Data Sources: Select Add data button
Select the preferred Data Source Type. The wizard forms change, depending on the type selected, as shown in the following figures
S3 Data Source
SFTP Data Souce
Local Data Source
Redshift Data Source
JDBC Data Source
HTTP Data Source
Ensure your data source settings are valid.
Click Finish to add the data source.
Verify New Data Source
Google Cloud Storage (GCS)
For Data Source Type, select Google Cloud Storage. Enter the GCS Project name (optional), GCS Access Key, GCS Secret key, and then navigate to your data file you wish to create a data source with. For more information on Google Access and Secret keys please see the Cloud Storage HMAC guide.
GCS: Enter account information
Oracle Cloud Infrastructure (OCI)
Please consult the Amazon S3 Compatibility API guide for details on how to configure your Oracle OCI Account for use with SymetryML.
For Data Source Type, select OCI. Enter OCI Access Key, OCI Secret key, OCI Namespace, OCI Region, and then navigate to your data file you wish to create a data source with.
OCI: Enter account information
Azure Blob Storage (AZB)
For Data Source Type, select Azure Blob Storage.
Once selecting for Azure, choose your authentication method, SAS Token, Shared Token or Authentication String.

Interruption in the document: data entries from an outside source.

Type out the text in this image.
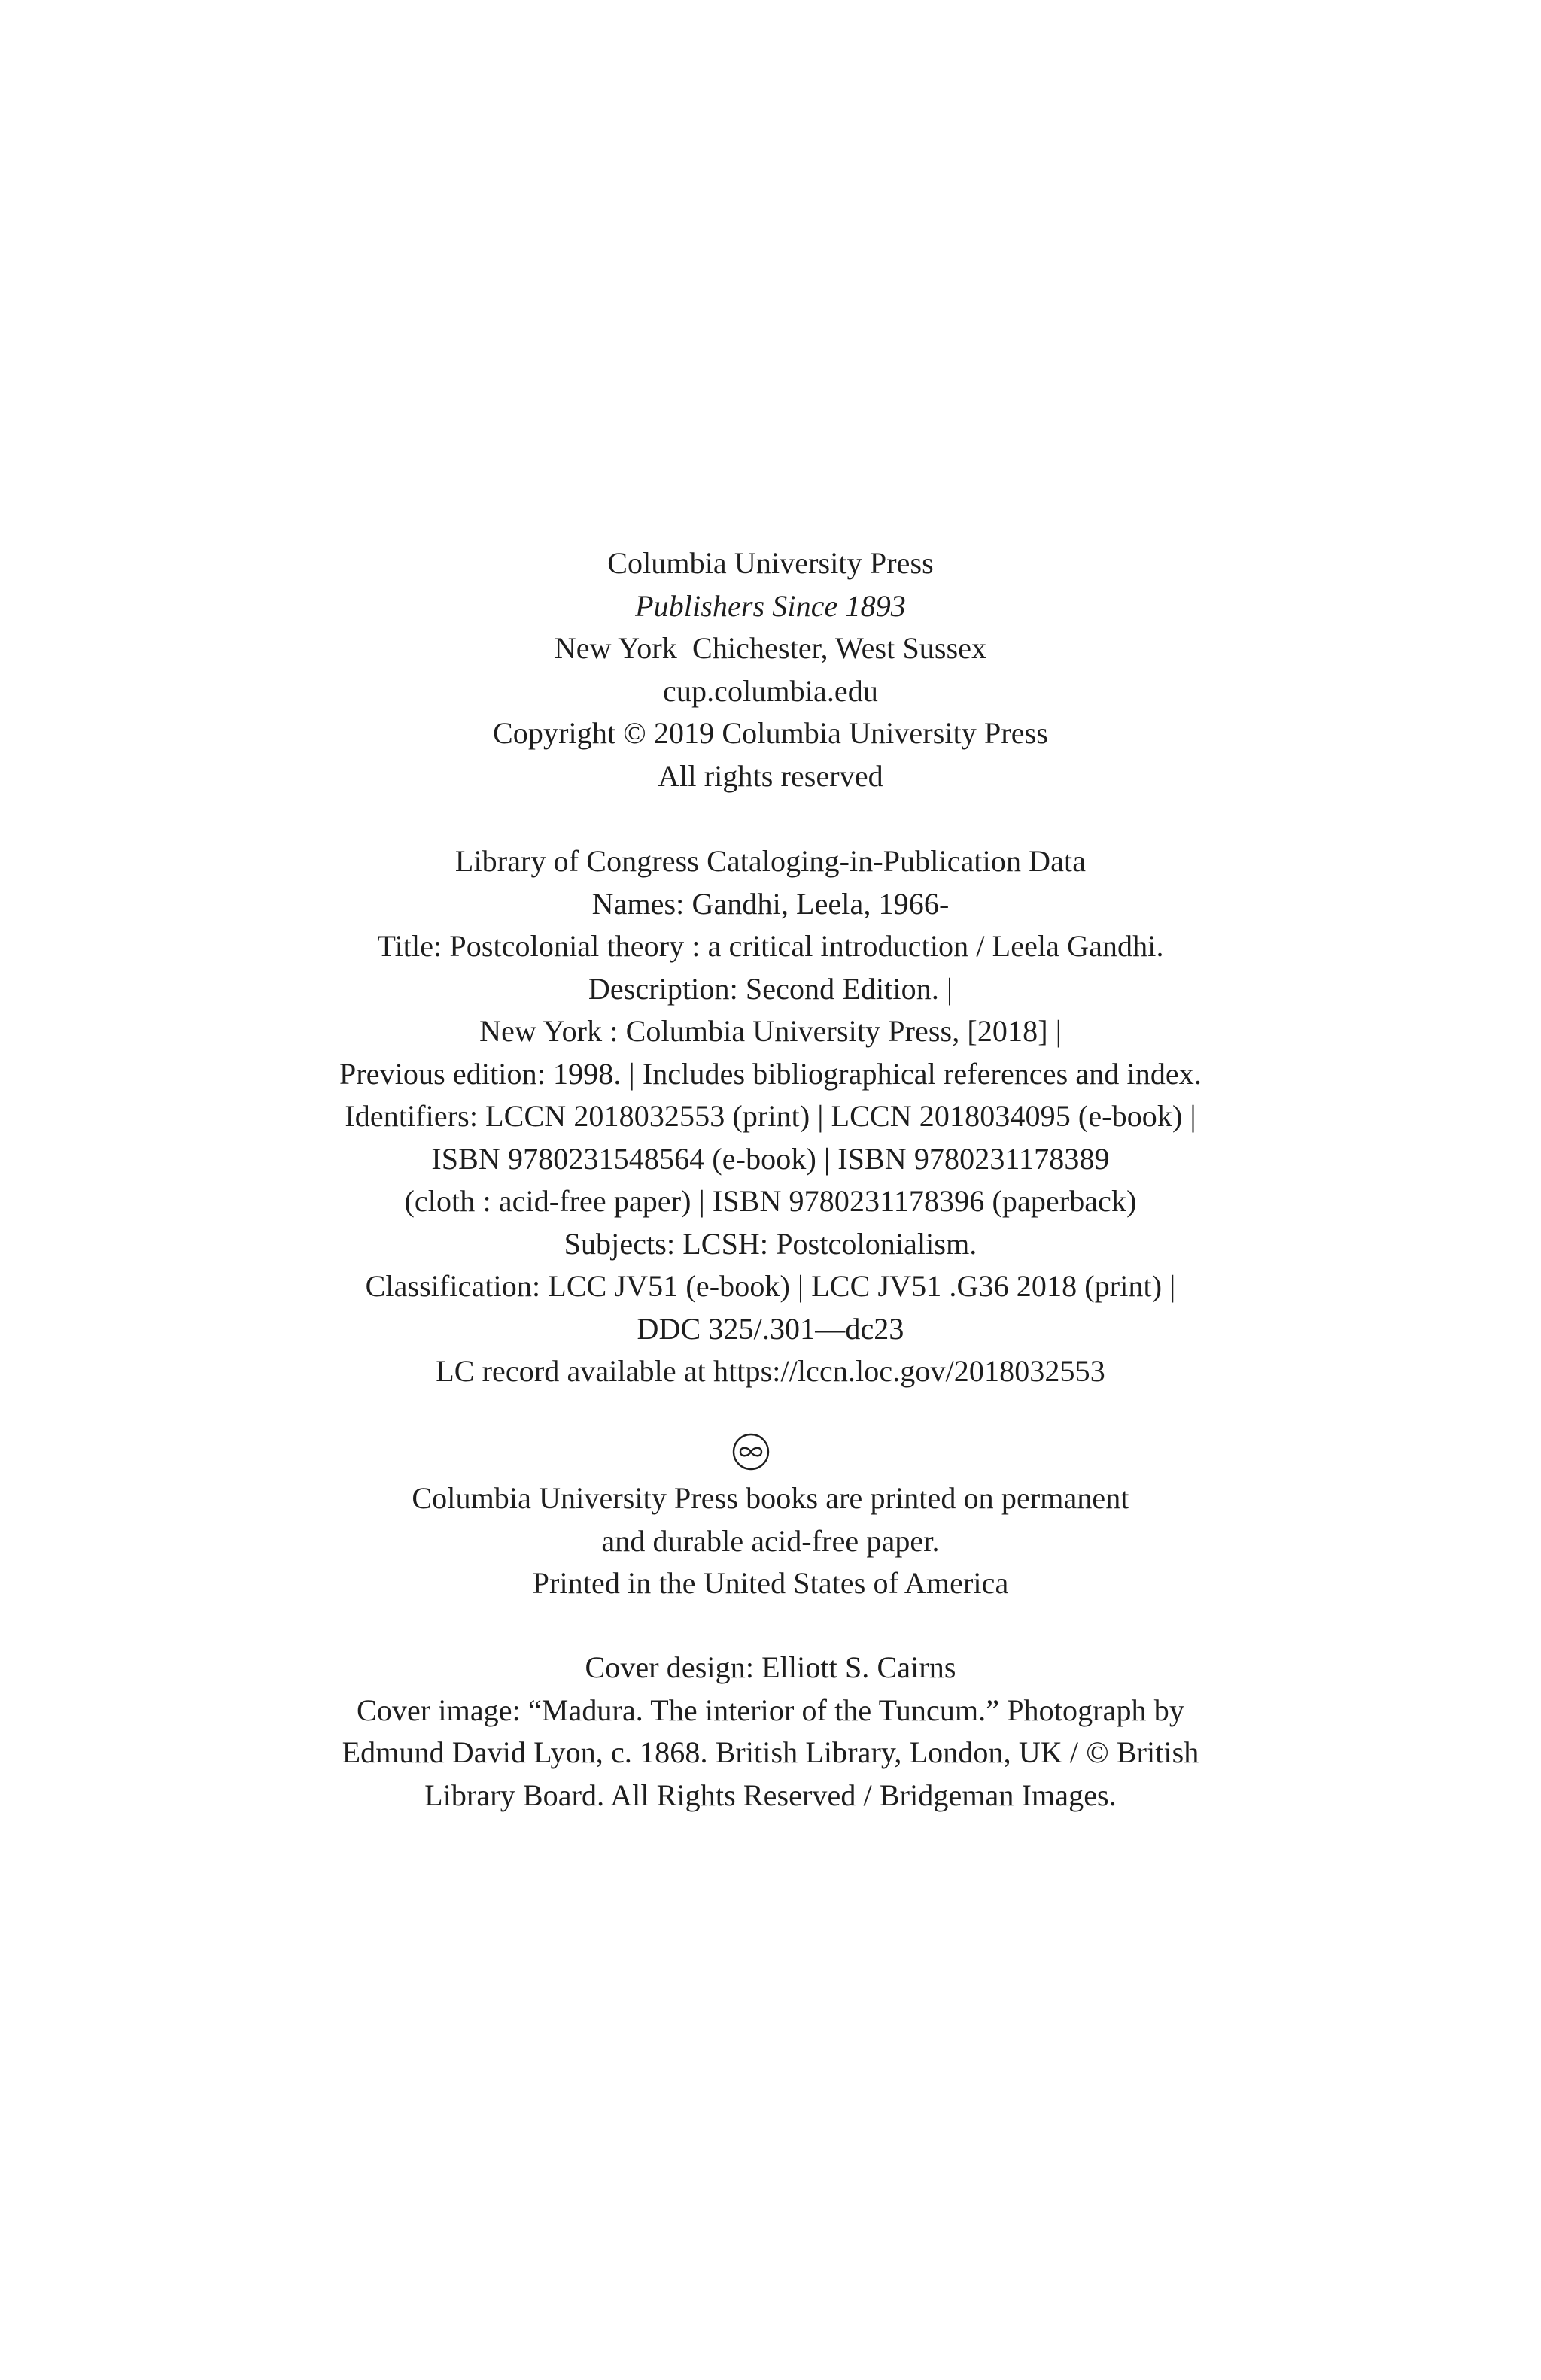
Columbia University Press
Publishers Since 1893
New York  Chichester, West Sussex
cup.columbia.edu
Copyright © 2019 Columbia University Press
All rights reserved
Library of Congress Cataloging-in-Publication Data
Names: Gandhi, Leela, 1966-
Title: Postcolonial theory : a critical introduction / Leela Gandhi.
Description: Second Edition. |
New York : Columbia University Press, [2018] |
Previous edition: 1998. | Includes bibliographical references and index.
Identifiers: LCCN 2018032553 (print) | LCCN 2018034095 (e-book) |
ISBN 9780231548564 (e-book) | ISBN 9780231178389
(cloth : acid-free paper) | ISBN 9780231178396 (paperback)
Subjects: LCSH: Postcolonialism.
Classification: LCC JV51 (e-book) | LCC JV51 .G36 2018 (print) |
DDC 325/.301—dc23
LC record available at https://lccn.loc.gov/2018032553
Columbia University Press books are printed on permanent
and durable acid-free paper.
Printed in the United States of America
Cover design: Elliott S. Cairns
Cover image: “Madura. The interior of the Tuncum.” Photograph by
Edmund David Lyon, c. 1868. British Library, London, UK / © British
Library Board. All Rights Reserved / Bridgeman Images.
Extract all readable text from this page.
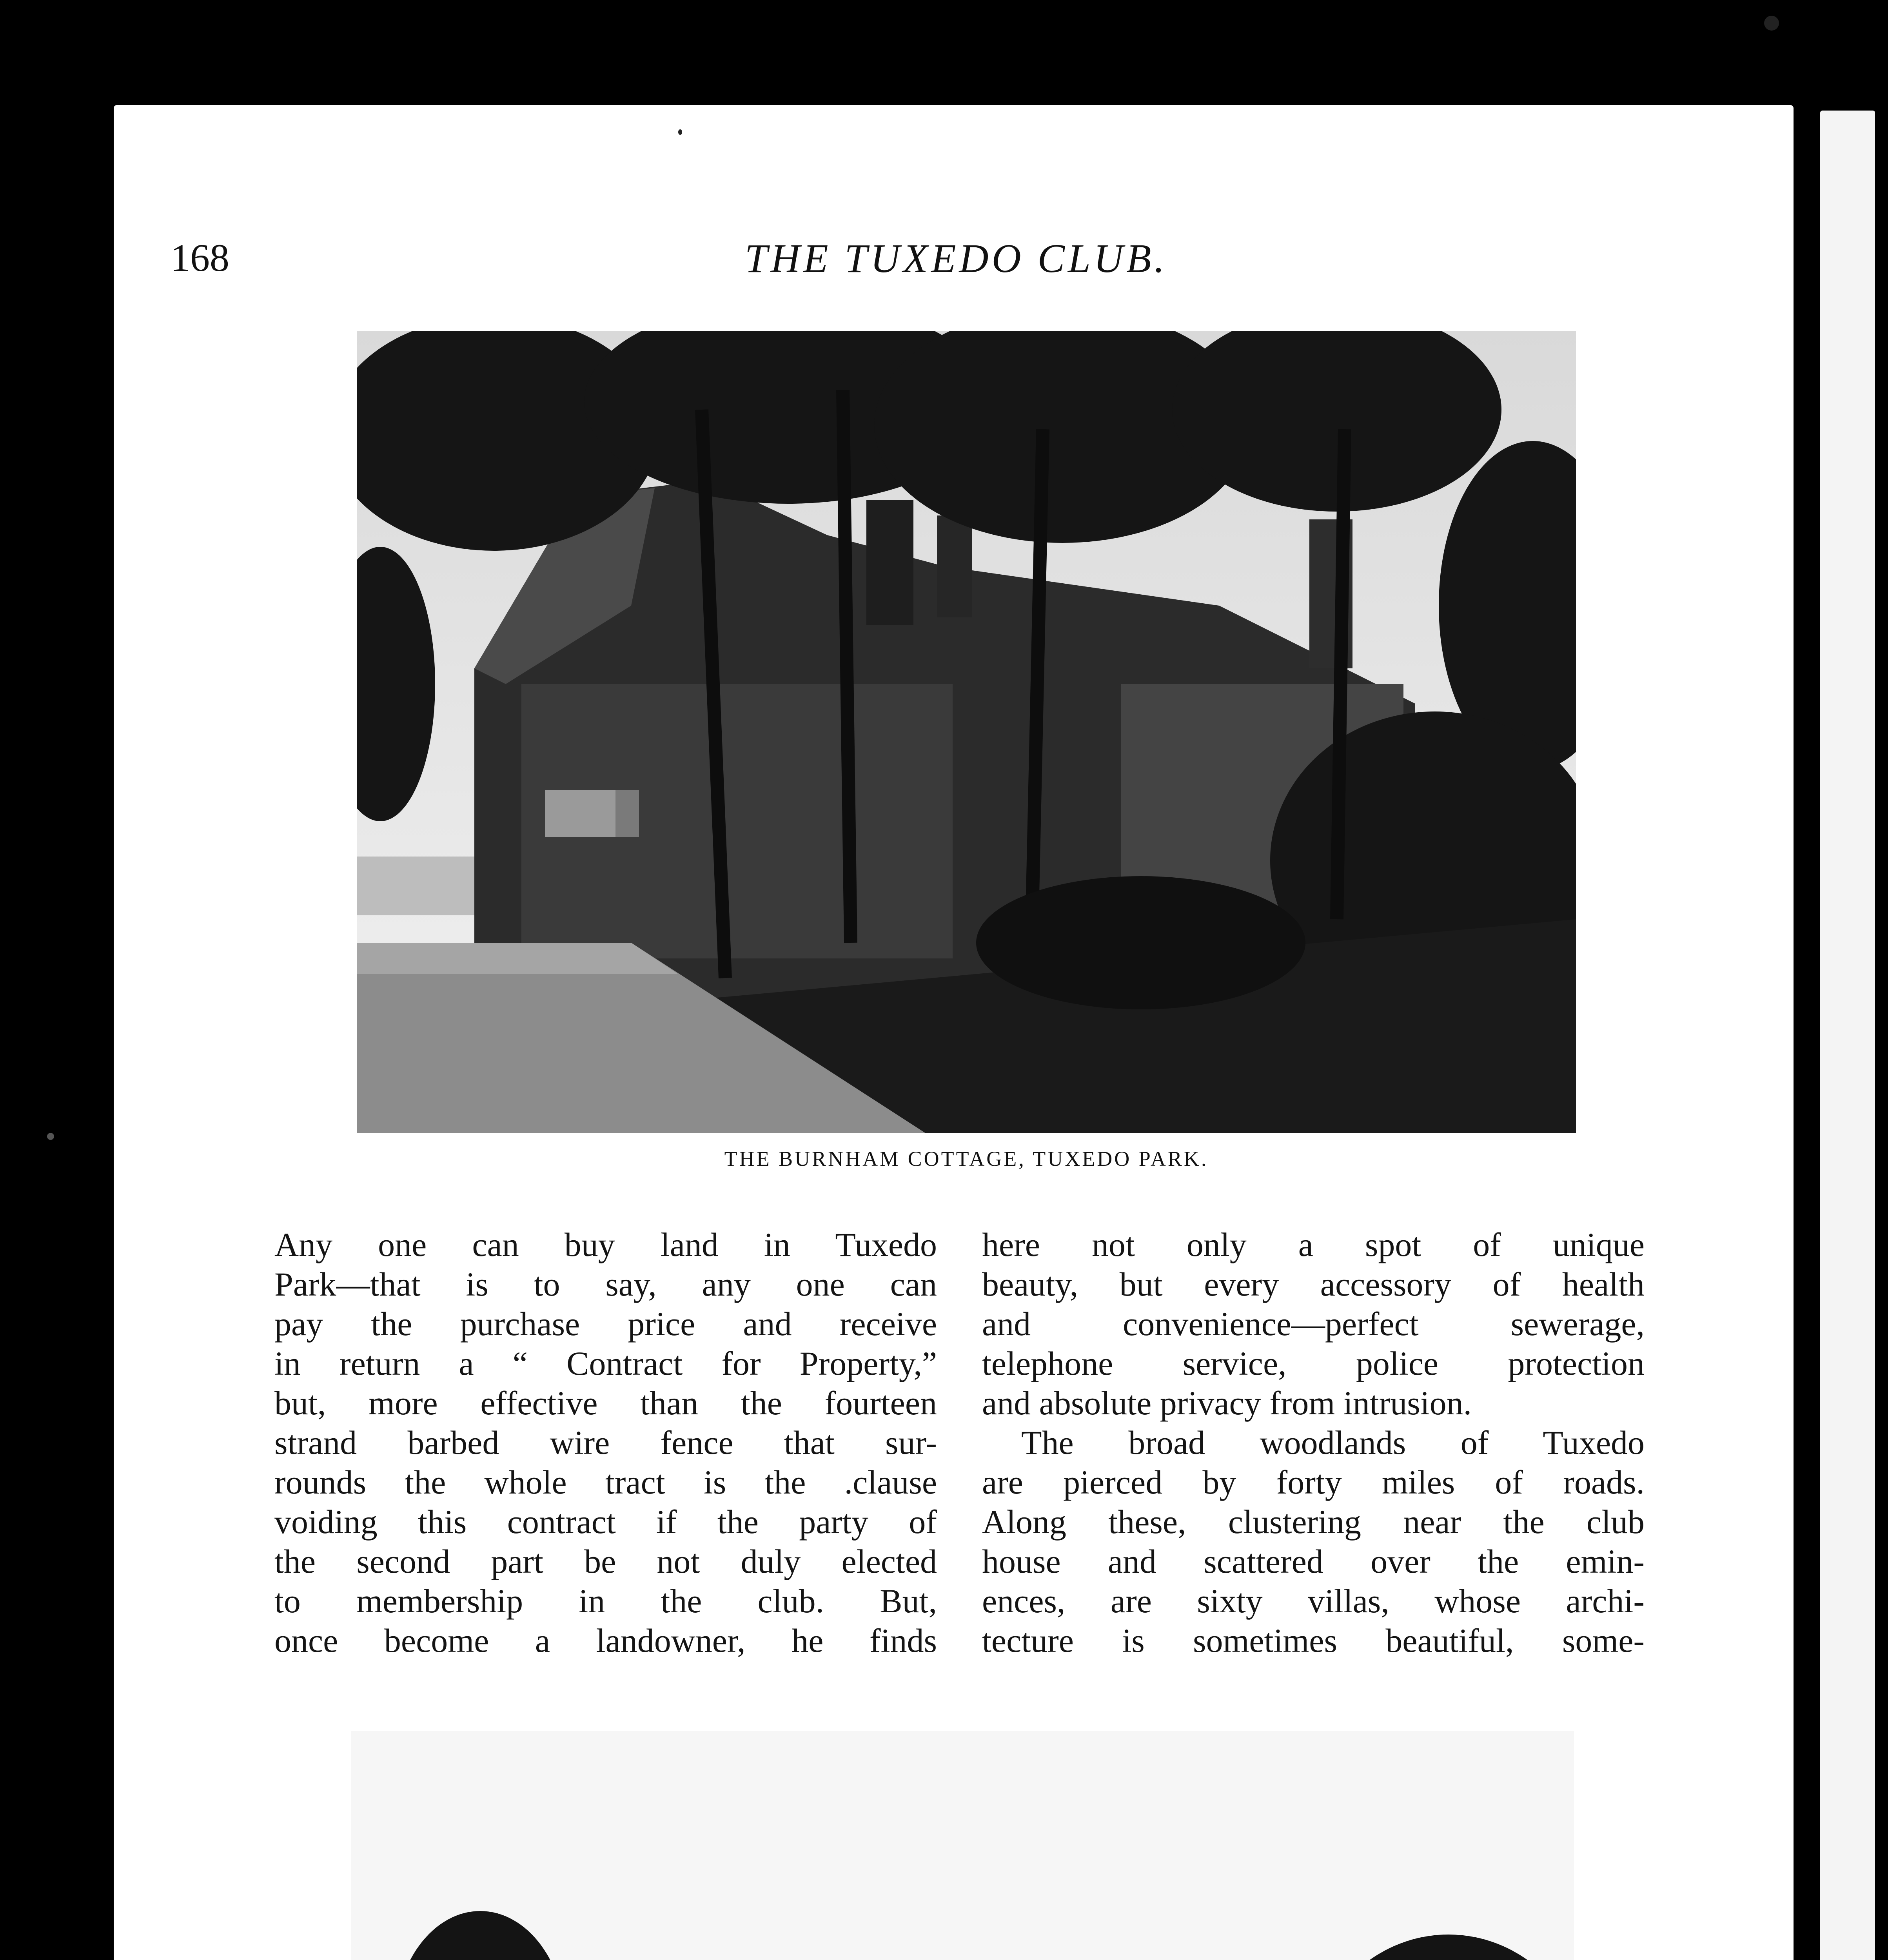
168	THE TUXEDO CLUB.

THE BURNHAM COTTAGE, TUXEDO PARK.

Any one can buy land in Tuxedo
Park—that is to say, any one can
pay the purchase price and receive
in return a “ Contract for Property,”
but, more effective than the fourteen
strand barbed wire fence that sur-
rounds the whole tract is the .clause
voiding this contract if the party of
the second part be not duly elected
to membership in the club. But,
once become a landowner, he finds
here not only a spot of unique
beauty, but every accessory of health
and convenience—perfect sewerage,
telephone service, police protection
and absolute privacy from intrusion.
The broad woodlands of Tuxedo
are pierced by forty miles of roads.
Along these, clustering near the club
house and scattered over the emin-
ences, are sixty villas, whose archi-
tecture is sometimes beautiful, some-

Azure: Select Authentication Method
Spark Enabled Data Sources
Certain data sources are able to leverage Apache Spark for distributed learning and encoder creation. The list of data sources which are able to support Spark are:
AWS S3
Azure Blob Storage
Oracle Object Storage
Google Cloud Storage
To enable spark for one of the supported data source, one simply has to select the Enable Spark checkbox, choose the preferred version of Spark, and supply the master url.
Spark Required Inputs
Additional Spark specific configurations can be supplied by clicking on the Spark Options button and supplying the corresponding key-value configuration pairs.
Spark Optional Inputs
For a full list of spark specific configuration parameters please see the official spark documentation page
Uploading Data Source
Files local to the client’s machine can be uploaded onto a SFTP server via the Upload Wizard. This can be done by selecting a destination source and selecting a local file from the user’s computer.
Upload File
Viewing Data Sources
To view your newly created data source:
Double-click the data source node under the Data Sources accordion.
Inspect your newly added data.
Data Source Preview
Deleting Data Sources
To delete a data source:
Right-click the Data Source node, and then click Delete.
Data Source Delete
Editing Data Sources
To edit a data source:
Right-click the Data Source node, and then click Edit.
Update the fields as appropriate, and then click Next to continue.
After validating your data source, click Finish to commit the changes.